Something I only learned recently that I thought was very interesting is the purpose of the ENIAC–the first computer.
I learned about the ENIAC in several different grades when learning about computers. They always mentioned it and showed pictures of how it took up large rooms. The pictures always showed people changing the vaccum tubes and such.

But they never really discussed the purpose of the thing. I always assumed a bunch of scientist made it to calculate science stuff or business stuff or something like that. Turns out the ENIAC was a Department of the Army project, built to calculate firing tables to make artillery more accurate and more efficient. The “scientists” in the pictures were Department of Defense employees and US Army soldiers.

Was this information purposely left out? Or did all the textbook authors really think that information was irrelevant. It blew my mind to learn the truth.

I dunno, not repeating the past is probably worth the pain of remembering it.

This page: AP United States History – AP Students | College Board contains a link to a rather large PDF course description for AP US History. If you look at the “course outline” inside that, you’ll get a pretty good idea of what an AP US History class attempts to cover. Regular history classes obviously cover less, but AP US is probably the most widely agreed on curriculum you are going to find.

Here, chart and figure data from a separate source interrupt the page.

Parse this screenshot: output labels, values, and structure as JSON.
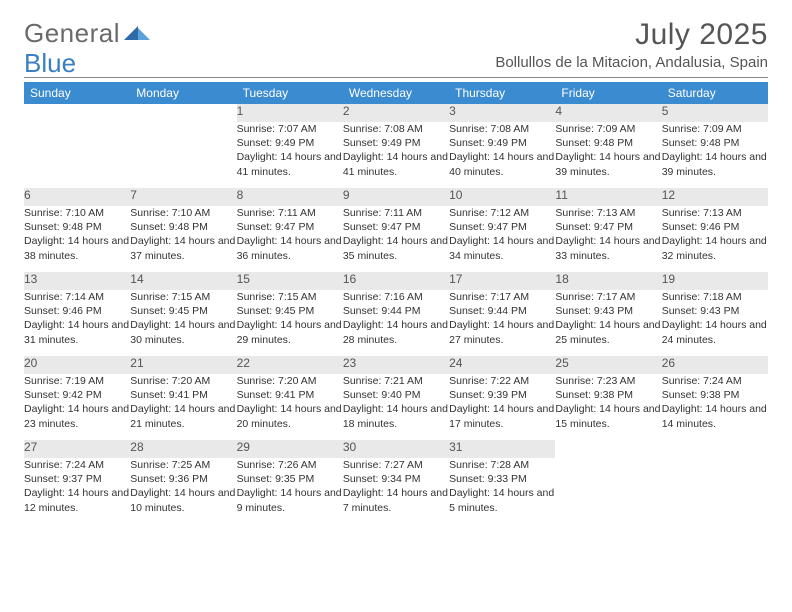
{
  "brand": {
    "part1": "General",
    "part2": "Blue",
    "accent_color": "#3b8bd1",
    "text_color": "#6a6a6a"
  },
  "title": "July 2025",
  "location": "Bollullos de la Mitacion, Andalusia, Spain",
  "colors": {
    "header_bg": "#3b8bd1",
    "header_text": "#ffffff",
    "daynum_bg": "#e9e9e9",
    "page_bg": "#ffffff",
    "body_text": "#333333",
    "muted_text": "#555555",
    "rule": "#888888"
  },
  "typography": {
    "title_size": 30,
    "location_size": 15,
    "header_size": 12,
    "cell_size": 10.5
  },
  "day_headers": [
    "Sunday",
    "Monday",
    "Tuesday",
    "Wednesday",
    "Thursday",
    "Friday",
    "Saturday"
  ],
  "weeks": [
    {
      "numbers": [
        "",
        "",
        "1",
        "2",
        "3",
        "4",
        "5"
      ],
      "details": [
        "",
        "",
        "Sunrise: 7:07 AM\nSunset: 9:49 PM\nDaylight: 14 hours and 41 minutes.",
        "Sunrise: 7:08 AM\nSunset: 9:49 PM\nDaylight: 14 hours and 41 minutes.",
        "Sunrise: 7:08 AM\nSunset: 9:49 PM\nDaylight: 14 hours and 40 minutes.",
        "Sunrise: 7:09 AM\nSunset: 9:48 PM\nDaylight: 14 hours and 39 minutes.",
        "Sunrise: 7:09 AM\nSunset: 9:48 PM\nDaylight: 14 hours and 39 minutes."
      ]
    },
    {
      "numbers": [
        "6",
        "7",
        "8",
        "9",
        "10",
        "11",
        "12"
      ],
      "details": [
        "Sunrise: 7:10 AM\nSunset: 9:48 PM\nDaylight: 14 hours and 38 minutes.",
        "Sunrise: 7:10 AM\nSunset: 9:48 PM\nDaylight: 14 hours and 37 minutes.",
        "Sunrise: 7:11 AM\nSunset: 9:47 PM\nDaylight: 14 hours and 36 minutes.",
        "Sunrise: 7:11 AM\nSunset: 9:47 PM\nDaylight: 14 hours and 35 minutes.",
        "Sunrise: 7:12 AM\nSunset: 9:47 PM\nDaylight: 14 hours and 34 minutes.",
        "Sunrise: 7:13 AM\nSunset: 9:47 PM\nDaylight: 14 hours and 33 minutes.",
        "Sunrise: 7:13 AM\nSunset: 9:46 PM\nDaylight: 14 hours and 32 minutes."
      ]
    },
    {
      "numbers": [
        "13",
        "14",
        "15",
        "16",
        "17",
        "18",
        "19"
      ],
      "details": [
        "Sunrise: 7:14 AM\nSunset: 9:46 PM\nDaylight: 14 hours and 31 minutes.",
        "Sunrise: 7:15 AM\nSunset: 9:45 PM\nDaylight: 14 hours and 30 minutes.",
        "Sunrise: 7:15 AM\nSunset: 9:45 PM\nDaylight: 14 hours and 29 minutes.",
        "Sunrise: 7:16 AM\nSunset: 9:44 PM\nDaylight: 14 hours and 28 minutes.",
        "Sunrise: 7:17 AM\nSunset: 9:44 PM\nDaylight: 14 hours and 27 minutes.",
        "Sunrise: 7:17 AM\nSunset: 9:43 PM\nDaylight: 14 hours and 25 minutes.",
        "Sunrise: 7:18 AM\nSunset: 9:43 PM\nDaylight: 14 hours and 24 minutes."
      ]
    },
    {
      "numbers": [
        "20",
        "21",
        "22",
        "23",
        "24",
        "25",
        "26"
      ],
      "details": [
        "Sunrise: 7:19 AM\nSunset: 9:42 PM\nDaylight: 14 hours and 23 minutes.",
        "Sunrise: 7:20 AM\nSunset: 9:41 PM\nDaylight: 14 hours and 21 minutes.",
        "Sunrise: 7:20 AM\nSunset: 9:41 PM\nDaylight: 14 hours and 20 minutes.",
        "Sunrise: 7:21 AM\nSunset: 9:40 PM\nDaylight: 14 hours and 18 minutes.",
        "Sunrise: 7:22 AM\nSunset: 9:39 PM\nDaylight: 14 hours and 17 minutes.",
        "Sunrise: 7:23 AM\nSunset: 9:38 PM\nDaylight: 14 hours and 15 minutes.",
        "Sunrise: 7:24 AM\nSunset: 9:38 PM\nDaylight: 14 hours and 14 minutes."
      ]
    },
    {
      "numbers": [
        "27",
        "28",
        "29",
        "30",
        "31",
        "",
        ""
      ],
      "details": [
        "Sunrise: 7:24 AM\nSunset: 9:37 PM\nDaylight: 14 hours and 12 minutes.",
        "Sunrise: 7:25 AM\nSunset: 9:36 PM\nDaylight: 14 hours and 10 minutes.",
        "Sunrise: 7:26 AM\nSunset: 9:35 PM\nDaylight: 14 hours and 9 minutes.",
        "Sunrise: 7:27 AM\nSunset: 9:34 PM\nDaylight: 14 hours and 7 minutes.",
        "Sunrise: 7:28 AM\nSunset: 9:33 PM\nDaylight: 14 hours and 5 minutes.",
        "",
        ""
      ]
    }
  ]
}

Which is true but my earlier point referenced the notion that the US stole land from Mexico. This belies the fact that Spanish Mexico was a bloodbath of conquest against the original people of Mexico as was the fighting/displacement of indiginous tribes of the US. All of this is on top of the wars waged between North American tribes.

History is never pretty.

Well, that’s kind of irrelevant, but if you’re even going to go there, you’ve got to compare the extent to which the native Mexican people and cultures survived compared to the extent to which the American Indians did. It’s not even close. The Spanish conquest started out incredibly bloody but there were genuine efforts at integration, rather than seperation and genocide, later on. A person of Spanish and native Mexican descent is called a mestizo. There are 10s of millions of them. What’s a person of mixed English and American Indian descent called?

I’m surprised that there’s only one mention of James Loewen in this thread. You may not agree wuith him, but he does have a point about history being a partuicularly touchy topic, and with interpretations being exttemely controversial. (His second book, on the topic, {b}Lies Across America**, is also well worth the read – it’s about how historical markers are just as suspect, and subject to group pressure)
There’s little doubt in my mind that Us history textbooks do shade the truth, even without getting to controversies of the Loewen level. Juast go up to Canada and read historical markers about the War of 1812, for instance. In their defense, I do think the textbooks are getting better. I’ve been substitute teaching recently, and I;m impressed with how the textbooks are taking on controversial issues. But there are plenty of pressure groups, simplifications, and prejudices around still. Anyone watin the Real Story is going to have to do reading on their own.